Please advise a bit more detail on those 250 million new jobs. That’s only TEN times Australia’s current Population?? THANKS.

Thomas Englert
Reply to  Terence M
November 4, 2020 7:19 pm

I hear the population multiplies during electrical blackouts.

Walter Sobchak
November 4, 2020 6:47 pm

“Does anyone seriously think that by 2070 anyone will have to work outdoors or even indoors in unpleasant conditions?”

Not a new problem at all:

Noel Coward “Mad Dogs and Englishmen”

https://www.youtube.com/watch?v=vMlyT_Sb7sg

In tropical climes there are certain times of day
When all the citizens retire to take their clothes off and perspire.
It’s one of those rules that the greatest fools obey,
Because the sun is far too sultry & one must avoid its ultra violet rays.
The natives grieve when the white men leave their huts,
because they’re obviously, definitely nuts.

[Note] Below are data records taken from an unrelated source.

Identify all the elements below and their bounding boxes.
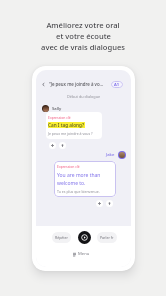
staticText: “Je peux me joindre à vo…	[49, 81, 104, 87]
button[interactable]: Expression clé	[54, 161, 116, 197]
button[interactable]: Listen	[106, 200, 113, 207]
staticText: You are more than welcome to.	[57, 172, 101, 186]
staticText: Répéter	[55, 235, 68, 240]
staticText: Début du dialogue	[67, 94, 101, 99]
staticText: Sally	[52, 106, 62, 112]
staticText: Can I tag along?	[48, 122, 85, 128]
staticText: A1	[114, 82, 120, 87]
button[interactable]: Parler fr	[97, 232, 117, 243]
button[interactable]: Add	[49, 142, 56, 149]
staticText: Parler fr	[100, 235, 114, 240]
button[interactable]: Back	[41, 70, 123, 98]
staticText: et votre écoute	[56, 31, 111, 41]
button[interactable]: Menu	[73, 251, 90, 257]
staticText: Menu	[78, 251, 90, 257]
staticText: Tu es plus que bienvenue.	[57, 189, 100, 194]
staticText: Jake	[106, 152, 115, 158]
staticText: Expression clé	[48, 115, 71, 120]
staticText: Expression clé	[57, 164, 80, 169]
other: Back	[41, 82, 46, 87]
button[interactable]: Expression clé	[46, 112, 102, 139]
button[interactable]: Répéter	[52, 232, 71, 243]
staticText: avec de vrais dialogues	[41, 42, 125, 52]
staticText: Améliorez votre oral	[46, 20, 120, 30]
button[interactable]: Add	[96, 200, 103, 207]
staticText: Je peux me joindre à vous ?	[48, 131, 93, 136]
button[interactable]: Listen	[59, 142, 66, 149]
button[interactable]: Play	[78, 231, 91, 244]
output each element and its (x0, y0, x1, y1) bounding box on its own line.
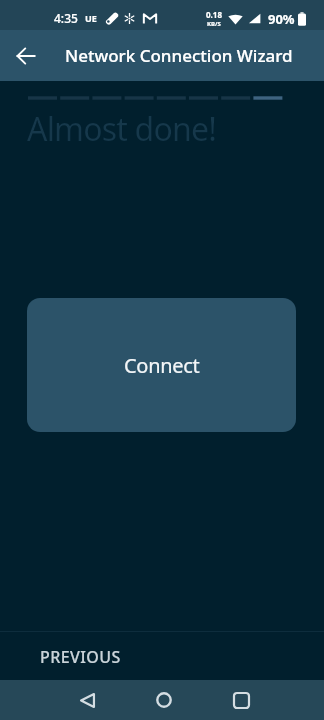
staticText: Connect (124, 352, 200, 379)
staticText: KB/S (207, 20, 221, 28)
staticText: Almost done! (27, 107, 217, 151)
staticText: 0.18 (206, 9, 222, 20)
button[interactable]: Connect (27, 298, 296, 432)
button[interactable]: Navigate up (0, 30, 52, 81)
staticText: UE (85, 12, 97, 24)
staticText: 90% (268, 10, 295, 28)
staticText: Network Connection Wizard (65, 44, 293, 67)
staticText: 4:35 (54, 10, 78, 26)
button[interactable]: Recent apps (213, 680, 269, 720)
button[interactable]: PREVIOUS (29, 638, 132, 676)
button[interactable]: Home (136, 680, 192, 720)
staticText: PREVIOUS (40, 646, 121, 668)
button[interactable]: Back (59, 680, 115, 720)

Mad dogs & Englishmen go out in the midday sun.
The Japanese don’t care to.
The Chinese wouldn’t dare to.
Hindus and Argentines sleep firmly from twelve to one,
But Englishmen detest a siesta.
In the Philippines they have lovely screens to protect you from the glare.
In the Malay states there are hats like plates which the Britishers won’t wear.
At twelve noon the natives swoon, and no further work is done,
But mad dogs & Englishmen go out in the midday sun.

Such a surprise for the eastern eyes to see,
That though the English are effete,
they’re quite impervious to heat.
When the white man rides every native hides in glee.
Because the simple creatures hope
He will impale his solar topee on a tree.

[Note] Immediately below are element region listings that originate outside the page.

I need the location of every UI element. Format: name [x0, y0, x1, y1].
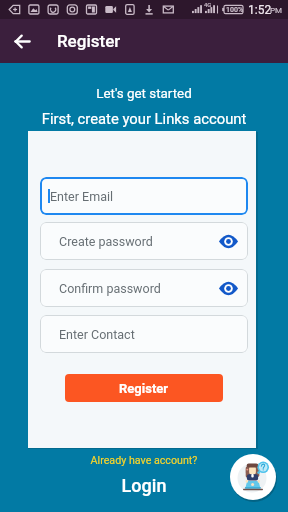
- staticText: Confirm password: [59, 281, 161, 296]
- button[interactable]: Create password: [40, 222, 248, 260]
- staticText: Create password: [59, 234, 153, 249]
- button[interactable]: Toggle password visibility: [218, 231, 239, 252]
- button[interactable]: Enter Contact: [40, 315, 248, 353]
- staticText: 1:52: [248, 3, 272, 17]
- button[interactable]: Register: [65, 374, 223, 402]
- button[interactable]: Login: [0, 475, 288, 496]
- staticText: First, create your Links account: [0, 110, 288, 127]
- button[interactable]: Confirm password: [40, 269, 248, 307]
- staticText: 4G: [204, 1, 212, 8]
- staticText: Enter Email: [50, 189, 114, 204]
- staticText: Enter Contact: [59, 327, 135, 342]
- staticText: Register: [119, 381, 169, 396]
- button[interactable]: Already have account?: [0, 454, 288, 467]
- button[interactable]: Back: [9, 28, 36, 55]
- staticText: PM: [270, 6, 283, 15]
- button[interactable]: Enter Email: [40, 177, 248, 215]
- button[interactable]: Help: [230, 454, 276, 500]
- staticText: Register: [57, 31, 121, 51]
- button[interactable]: Toggle password visibility: [218, 278, 239, 299]
- staticText: 100%: [226, 6, 244, 14]
- staticText: Let's get started: [0, 86, 288, 102]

It seems such a shame when the English claim the Earth,
That they give rise to such hilarity and mirth.
Ha, ha, ha, ha, ha, hoo, hoo, hoo, hoo, he, he, he, he, hm, hm, hm, hm, hm.

Mad dogs and Englishmen go out in the midday sun.
The toughest Burmese bandit can never understand it.
In Rangoon the heat of noon is just what the natives shun,
They put their scotch or rye down and lie down.
In a jungle town where the sun beats down to the rage of man and beast,
The English garb of the English sahib merely gets a bit more creased.
In Bangkok at twleve’o’clock they foam at the mouth and run,
But mad dogs and Englishmen go out in the midday sun.

Mad dogs and Englishmen go out in the midday sun.
The smallest Malay rabbit deplores this foolish habit.
In Hong Kong they strike a gong
And fire off a noonday gun
To reprimand each inmate who’s in late.
In the mangrove swamps where the python romps there is peace from twelve to two,
Even caribous lie around and snooze, for there’s nothing else to do.
In Bengal, to move at all is seldom if ever done.
But mad dogs and Englishmen go out in the midday sun!

Walter Sobchak
Reply to  Walter Sobchak
November 4, 2020 7:33 pm

I went to Spain about 50 years ago. Madrid closed down at noon and did not reopen until 4. If it really as hot as the warmunists say it will be, we will live like the Madrileños did back then. And our lives will be a little mellower.